I have never been clearer about my purpose for being in this world. And that purpose coincides with my greatest challenge.
Alright, that is a relative truth. But in practice it points to what is my most difficult aspect of an authentic and an actualized spirituality.
I am here to love you exactly as you are.
Now I know that I can only love you as much as I am able to love myself. I get that. And Divine Love is a continuum and a dynamic that is beyond linear or logical reason. Whether I frame it as loving myself or loving you the foundation is the same. It is a choice to tap, to sync, and to open into Love. It is really not a subject to object relationship. While we may speak of loving God that is again a largely relative concept. You can only love God to the extent that you are loving Love. And you can only love Love to the extent that you are loving yourself and loving the other. So we are right back to the greatest challenge.
So the authenticity of my spirituality isn’t in how good I try to sound or how consistent my church face is or how many gurus’s I can quote. It is in how I am treating you. It is in how I am treating and speaking about those who I disagree with or who disagree with me. It is in the degree to which I follow through on the impulse to gossip, retaliate, and belittle. My spiritual authenticity is in my relationship to what is going on in here, regardless of what is going on around me. My awakening is reflected in how I treat you when you may be coming against me. It is reflected in what I say about you when you are not here to hear it. It is challenged by my belief in my own opinions, my identification with my own projections.

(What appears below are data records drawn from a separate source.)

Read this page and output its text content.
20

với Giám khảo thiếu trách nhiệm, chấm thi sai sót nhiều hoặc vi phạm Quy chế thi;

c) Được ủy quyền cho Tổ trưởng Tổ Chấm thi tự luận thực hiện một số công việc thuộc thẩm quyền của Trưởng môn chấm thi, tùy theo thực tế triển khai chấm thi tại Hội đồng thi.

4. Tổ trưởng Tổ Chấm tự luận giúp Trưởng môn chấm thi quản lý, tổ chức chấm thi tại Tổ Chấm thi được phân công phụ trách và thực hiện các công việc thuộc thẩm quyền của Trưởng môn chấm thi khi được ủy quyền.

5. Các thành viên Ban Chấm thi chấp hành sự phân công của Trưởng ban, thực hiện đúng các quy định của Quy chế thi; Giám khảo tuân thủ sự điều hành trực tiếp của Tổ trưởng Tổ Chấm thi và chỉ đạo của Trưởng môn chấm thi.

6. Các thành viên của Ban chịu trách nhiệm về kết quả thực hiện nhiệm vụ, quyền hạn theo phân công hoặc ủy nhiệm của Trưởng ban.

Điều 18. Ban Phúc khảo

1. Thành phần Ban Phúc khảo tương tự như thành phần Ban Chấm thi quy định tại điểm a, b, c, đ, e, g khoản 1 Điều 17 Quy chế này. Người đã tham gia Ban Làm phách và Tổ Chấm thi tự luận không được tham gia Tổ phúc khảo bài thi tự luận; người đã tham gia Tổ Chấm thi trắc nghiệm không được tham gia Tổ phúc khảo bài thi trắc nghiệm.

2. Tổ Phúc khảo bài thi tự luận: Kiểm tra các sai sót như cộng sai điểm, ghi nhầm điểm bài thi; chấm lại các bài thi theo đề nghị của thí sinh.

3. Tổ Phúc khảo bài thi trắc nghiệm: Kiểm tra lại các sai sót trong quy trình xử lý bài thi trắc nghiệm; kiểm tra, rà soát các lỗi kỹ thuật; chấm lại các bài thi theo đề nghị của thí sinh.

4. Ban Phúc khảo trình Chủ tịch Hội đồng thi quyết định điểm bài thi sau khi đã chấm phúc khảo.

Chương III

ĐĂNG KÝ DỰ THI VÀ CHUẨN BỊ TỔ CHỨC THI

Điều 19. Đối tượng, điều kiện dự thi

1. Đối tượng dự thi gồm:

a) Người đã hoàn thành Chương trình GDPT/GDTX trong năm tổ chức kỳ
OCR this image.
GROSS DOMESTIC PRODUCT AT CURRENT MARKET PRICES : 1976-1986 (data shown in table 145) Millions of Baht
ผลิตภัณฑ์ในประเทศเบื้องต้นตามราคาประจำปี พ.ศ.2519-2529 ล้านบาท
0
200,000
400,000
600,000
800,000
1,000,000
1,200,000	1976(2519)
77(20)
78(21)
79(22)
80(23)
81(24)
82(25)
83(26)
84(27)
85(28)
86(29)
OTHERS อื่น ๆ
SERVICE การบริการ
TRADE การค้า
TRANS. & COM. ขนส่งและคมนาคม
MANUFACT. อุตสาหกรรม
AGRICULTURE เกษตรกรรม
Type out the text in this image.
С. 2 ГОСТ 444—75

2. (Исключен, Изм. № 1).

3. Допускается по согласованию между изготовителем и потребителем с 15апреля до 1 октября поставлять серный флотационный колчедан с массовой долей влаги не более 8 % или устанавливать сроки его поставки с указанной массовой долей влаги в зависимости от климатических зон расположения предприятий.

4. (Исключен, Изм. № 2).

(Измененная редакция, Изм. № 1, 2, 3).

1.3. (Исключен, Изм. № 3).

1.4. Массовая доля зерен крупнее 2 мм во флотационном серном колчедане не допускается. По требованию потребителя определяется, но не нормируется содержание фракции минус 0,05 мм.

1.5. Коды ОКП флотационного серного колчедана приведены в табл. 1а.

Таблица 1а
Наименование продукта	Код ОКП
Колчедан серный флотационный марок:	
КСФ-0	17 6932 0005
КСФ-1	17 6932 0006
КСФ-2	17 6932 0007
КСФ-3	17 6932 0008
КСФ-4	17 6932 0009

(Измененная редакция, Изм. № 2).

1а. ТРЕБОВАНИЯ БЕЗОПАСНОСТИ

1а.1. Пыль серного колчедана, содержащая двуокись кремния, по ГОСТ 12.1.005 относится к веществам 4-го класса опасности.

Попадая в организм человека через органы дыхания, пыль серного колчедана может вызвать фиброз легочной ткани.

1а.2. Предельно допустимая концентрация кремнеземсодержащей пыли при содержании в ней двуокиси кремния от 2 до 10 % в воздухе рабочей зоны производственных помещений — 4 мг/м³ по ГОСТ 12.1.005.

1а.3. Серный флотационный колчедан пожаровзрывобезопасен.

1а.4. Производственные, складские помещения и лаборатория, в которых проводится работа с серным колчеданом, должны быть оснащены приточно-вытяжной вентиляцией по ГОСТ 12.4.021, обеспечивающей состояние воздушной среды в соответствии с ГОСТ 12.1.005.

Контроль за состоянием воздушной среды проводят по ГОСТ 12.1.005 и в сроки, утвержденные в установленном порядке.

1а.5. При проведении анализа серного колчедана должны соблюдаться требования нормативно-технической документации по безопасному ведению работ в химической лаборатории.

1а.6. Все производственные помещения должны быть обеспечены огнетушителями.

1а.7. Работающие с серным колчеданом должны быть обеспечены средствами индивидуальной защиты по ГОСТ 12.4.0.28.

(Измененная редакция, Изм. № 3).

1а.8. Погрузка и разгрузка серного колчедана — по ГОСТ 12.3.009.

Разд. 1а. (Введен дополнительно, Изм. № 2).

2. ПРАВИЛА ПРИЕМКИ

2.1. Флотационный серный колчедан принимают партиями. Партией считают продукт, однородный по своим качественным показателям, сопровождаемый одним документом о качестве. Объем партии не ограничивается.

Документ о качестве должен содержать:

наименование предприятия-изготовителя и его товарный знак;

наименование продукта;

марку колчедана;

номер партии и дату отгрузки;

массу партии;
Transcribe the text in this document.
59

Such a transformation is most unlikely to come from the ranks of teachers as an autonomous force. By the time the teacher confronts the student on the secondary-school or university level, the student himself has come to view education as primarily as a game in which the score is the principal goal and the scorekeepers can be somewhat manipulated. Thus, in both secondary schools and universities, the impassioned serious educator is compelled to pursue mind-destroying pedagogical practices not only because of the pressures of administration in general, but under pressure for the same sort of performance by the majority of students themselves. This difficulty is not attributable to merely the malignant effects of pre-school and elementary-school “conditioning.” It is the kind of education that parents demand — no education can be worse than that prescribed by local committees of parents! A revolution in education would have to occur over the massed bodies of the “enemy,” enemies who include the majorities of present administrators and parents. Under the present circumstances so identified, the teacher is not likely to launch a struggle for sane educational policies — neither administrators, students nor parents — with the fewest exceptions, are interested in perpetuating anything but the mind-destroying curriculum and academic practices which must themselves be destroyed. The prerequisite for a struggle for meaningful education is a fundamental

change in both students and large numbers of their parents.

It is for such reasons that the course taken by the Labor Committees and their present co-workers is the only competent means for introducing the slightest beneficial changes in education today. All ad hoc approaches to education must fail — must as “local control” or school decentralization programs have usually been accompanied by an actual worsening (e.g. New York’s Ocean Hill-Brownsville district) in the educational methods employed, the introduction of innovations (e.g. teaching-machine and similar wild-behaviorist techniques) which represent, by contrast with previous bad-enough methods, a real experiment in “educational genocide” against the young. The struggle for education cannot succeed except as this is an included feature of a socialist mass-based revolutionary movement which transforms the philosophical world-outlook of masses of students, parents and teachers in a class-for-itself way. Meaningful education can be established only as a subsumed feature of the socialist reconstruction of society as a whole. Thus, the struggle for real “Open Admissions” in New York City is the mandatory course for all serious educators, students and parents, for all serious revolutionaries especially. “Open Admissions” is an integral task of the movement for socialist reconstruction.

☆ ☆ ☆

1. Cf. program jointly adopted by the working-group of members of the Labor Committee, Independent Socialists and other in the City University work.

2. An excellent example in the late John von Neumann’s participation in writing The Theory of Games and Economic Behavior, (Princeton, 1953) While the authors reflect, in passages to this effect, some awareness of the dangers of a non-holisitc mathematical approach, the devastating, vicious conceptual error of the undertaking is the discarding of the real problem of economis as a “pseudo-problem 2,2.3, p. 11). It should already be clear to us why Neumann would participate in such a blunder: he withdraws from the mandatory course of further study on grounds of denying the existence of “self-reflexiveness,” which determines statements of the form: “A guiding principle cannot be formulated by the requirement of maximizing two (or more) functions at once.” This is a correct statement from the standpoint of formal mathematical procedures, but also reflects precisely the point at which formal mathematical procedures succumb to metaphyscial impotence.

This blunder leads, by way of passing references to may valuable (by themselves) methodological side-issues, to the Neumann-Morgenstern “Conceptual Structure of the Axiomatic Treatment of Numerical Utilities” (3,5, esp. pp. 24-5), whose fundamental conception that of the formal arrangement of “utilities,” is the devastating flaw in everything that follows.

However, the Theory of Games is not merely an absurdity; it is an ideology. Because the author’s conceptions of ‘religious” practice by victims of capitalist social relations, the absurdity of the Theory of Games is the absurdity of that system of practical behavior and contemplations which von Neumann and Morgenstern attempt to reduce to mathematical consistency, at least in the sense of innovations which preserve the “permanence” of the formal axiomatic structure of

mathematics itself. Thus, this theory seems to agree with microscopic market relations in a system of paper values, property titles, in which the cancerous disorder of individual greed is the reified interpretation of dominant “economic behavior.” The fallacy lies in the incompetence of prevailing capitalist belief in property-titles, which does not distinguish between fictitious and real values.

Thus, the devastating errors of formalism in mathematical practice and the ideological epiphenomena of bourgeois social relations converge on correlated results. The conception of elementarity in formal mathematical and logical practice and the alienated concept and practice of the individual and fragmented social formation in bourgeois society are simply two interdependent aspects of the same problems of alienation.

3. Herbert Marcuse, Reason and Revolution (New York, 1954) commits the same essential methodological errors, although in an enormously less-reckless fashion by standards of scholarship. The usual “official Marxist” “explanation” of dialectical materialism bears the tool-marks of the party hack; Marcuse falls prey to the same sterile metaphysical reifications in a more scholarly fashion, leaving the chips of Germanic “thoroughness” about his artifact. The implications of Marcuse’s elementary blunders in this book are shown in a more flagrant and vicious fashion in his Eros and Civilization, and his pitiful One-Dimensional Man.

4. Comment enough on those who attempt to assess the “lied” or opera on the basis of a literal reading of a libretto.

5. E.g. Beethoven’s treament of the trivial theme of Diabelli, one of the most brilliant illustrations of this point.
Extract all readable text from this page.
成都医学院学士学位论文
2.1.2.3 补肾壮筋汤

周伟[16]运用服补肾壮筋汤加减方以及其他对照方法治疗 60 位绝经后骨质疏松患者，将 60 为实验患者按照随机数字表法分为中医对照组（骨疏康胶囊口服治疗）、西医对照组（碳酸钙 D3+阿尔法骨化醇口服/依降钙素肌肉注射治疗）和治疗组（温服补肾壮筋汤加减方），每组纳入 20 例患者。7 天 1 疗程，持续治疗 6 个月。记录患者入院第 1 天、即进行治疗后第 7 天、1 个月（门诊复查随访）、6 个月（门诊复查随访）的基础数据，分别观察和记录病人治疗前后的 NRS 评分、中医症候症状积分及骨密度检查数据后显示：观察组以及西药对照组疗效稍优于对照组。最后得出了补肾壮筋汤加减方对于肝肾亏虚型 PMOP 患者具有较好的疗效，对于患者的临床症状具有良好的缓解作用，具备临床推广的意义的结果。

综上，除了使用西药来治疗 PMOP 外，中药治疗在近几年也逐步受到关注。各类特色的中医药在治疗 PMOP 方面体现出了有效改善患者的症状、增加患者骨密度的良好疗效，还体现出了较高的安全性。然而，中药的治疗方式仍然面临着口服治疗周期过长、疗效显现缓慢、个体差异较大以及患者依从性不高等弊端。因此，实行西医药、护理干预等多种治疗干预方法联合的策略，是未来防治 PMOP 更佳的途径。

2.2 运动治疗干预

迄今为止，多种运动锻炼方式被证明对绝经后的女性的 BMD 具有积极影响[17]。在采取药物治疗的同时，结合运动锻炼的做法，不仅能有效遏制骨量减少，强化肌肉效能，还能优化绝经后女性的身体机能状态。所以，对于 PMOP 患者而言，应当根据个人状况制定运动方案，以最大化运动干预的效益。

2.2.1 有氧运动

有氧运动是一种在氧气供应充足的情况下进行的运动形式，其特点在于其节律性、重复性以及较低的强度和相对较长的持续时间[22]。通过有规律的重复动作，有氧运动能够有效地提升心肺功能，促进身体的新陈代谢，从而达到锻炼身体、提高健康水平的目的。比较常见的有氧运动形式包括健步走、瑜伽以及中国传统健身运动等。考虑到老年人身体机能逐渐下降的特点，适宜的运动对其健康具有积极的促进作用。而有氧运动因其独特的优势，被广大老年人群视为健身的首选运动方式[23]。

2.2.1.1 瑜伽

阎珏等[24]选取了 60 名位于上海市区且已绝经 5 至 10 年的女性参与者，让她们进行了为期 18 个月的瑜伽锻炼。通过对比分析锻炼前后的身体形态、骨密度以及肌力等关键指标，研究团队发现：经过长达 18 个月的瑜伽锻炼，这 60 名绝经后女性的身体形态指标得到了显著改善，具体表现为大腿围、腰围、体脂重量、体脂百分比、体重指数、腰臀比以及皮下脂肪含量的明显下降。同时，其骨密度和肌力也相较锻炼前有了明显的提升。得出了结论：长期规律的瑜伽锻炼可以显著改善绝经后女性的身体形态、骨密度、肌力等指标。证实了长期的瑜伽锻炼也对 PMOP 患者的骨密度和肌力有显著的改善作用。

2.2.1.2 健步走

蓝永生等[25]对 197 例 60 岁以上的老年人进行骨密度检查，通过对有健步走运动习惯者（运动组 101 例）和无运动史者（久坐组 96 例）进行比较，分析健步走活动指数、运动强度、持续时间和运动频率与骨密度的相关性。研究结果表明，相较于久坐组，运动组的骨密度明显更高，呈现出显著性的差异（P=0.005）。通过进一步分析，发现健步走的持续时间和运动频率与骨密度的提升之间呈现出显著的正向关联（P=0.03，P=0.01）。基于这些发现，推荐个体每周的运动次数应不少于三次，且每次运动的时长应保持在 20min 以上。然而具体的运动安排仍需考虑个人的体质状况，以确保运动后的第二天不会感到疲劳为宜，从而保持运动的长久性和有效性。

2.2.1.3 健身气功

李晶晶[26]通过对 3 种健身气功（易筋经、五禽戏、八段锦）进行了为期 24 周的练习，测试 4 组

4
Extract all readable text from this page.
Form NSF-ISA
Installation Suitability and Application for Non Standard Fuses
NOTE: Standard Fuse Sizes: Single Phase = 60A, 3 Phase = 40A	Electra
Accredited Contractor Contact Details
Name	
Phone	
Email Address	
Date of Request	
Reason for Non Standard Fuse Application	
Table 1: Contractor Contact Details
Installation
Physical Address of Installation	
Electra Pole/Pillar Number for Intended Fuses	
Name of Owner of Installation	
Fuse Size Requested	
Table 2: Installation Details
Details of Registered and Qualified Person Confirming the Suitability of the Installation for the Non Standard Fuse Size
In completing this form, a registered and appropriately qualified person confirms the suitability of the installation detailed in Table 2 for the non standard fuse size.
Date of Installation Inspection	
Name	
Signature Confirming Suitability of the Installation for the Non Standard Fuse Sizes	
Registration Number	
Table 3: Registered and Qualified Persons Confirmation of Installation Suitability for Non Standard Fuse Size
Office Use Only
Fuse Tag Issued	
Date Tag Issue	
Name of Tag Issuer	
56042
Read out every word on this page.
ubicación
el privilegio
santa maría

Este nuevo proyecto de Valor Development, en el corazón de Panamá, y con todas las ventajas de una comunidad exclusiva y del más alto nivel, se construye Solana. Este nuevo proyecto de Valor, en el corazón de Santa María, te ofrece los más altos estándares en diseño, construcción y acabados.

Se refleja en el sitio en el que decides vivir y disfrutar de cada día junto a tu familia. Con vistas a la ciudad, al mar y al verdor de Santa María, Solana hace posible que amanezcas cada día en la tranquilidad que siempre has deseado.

My God is only as good as is my treatment and my caring of you.
And that is a radical practice. Ideologies abound that I find repugnant. Bigotry, prejudice, injustice, greed are flourishing. They are characterized and embodied by those who are sourced from the same Source as am I. My forgetfulness of that truth will result in not only my dehumanization of you but also in my stripping people of their very Divinity. I cannot claim to love God-Love and then denigrate you. That is delusional. And it is dangerous.
And so day by day I face those who do not treat me the way I think I should be treated. I face those whose opinions, ideologies, morals, ethics, and politics I find objectionable. And my practice is to come to in the face of all of that. My practice is to pray into the distinction between the ideology and the person. My practice is to bring an awakened presence to the programming and conditioning so that I can see beyond it.
God-Love is my practice. It always begins with acceptance. It begins with accepting my own rejection-recoil of you based on my paradigm. Accepting that in the moment I do not love you, that I do not even like you. From that place of self-acceptance a different and a higher presence and relationship can flow forth. I am willing to accept you, and even come into love with you. I cannot do that at the personality level. It requires that I access the Source of all Love.
And so this is the dance I am here to do. This is my primary practice. My practice is courageously facing the fact that I am temporarily disconnected from Love, and then praying my way back into it. Your picture is on my altar and you are my messiah.
My primary practice is truly and deeply loving you.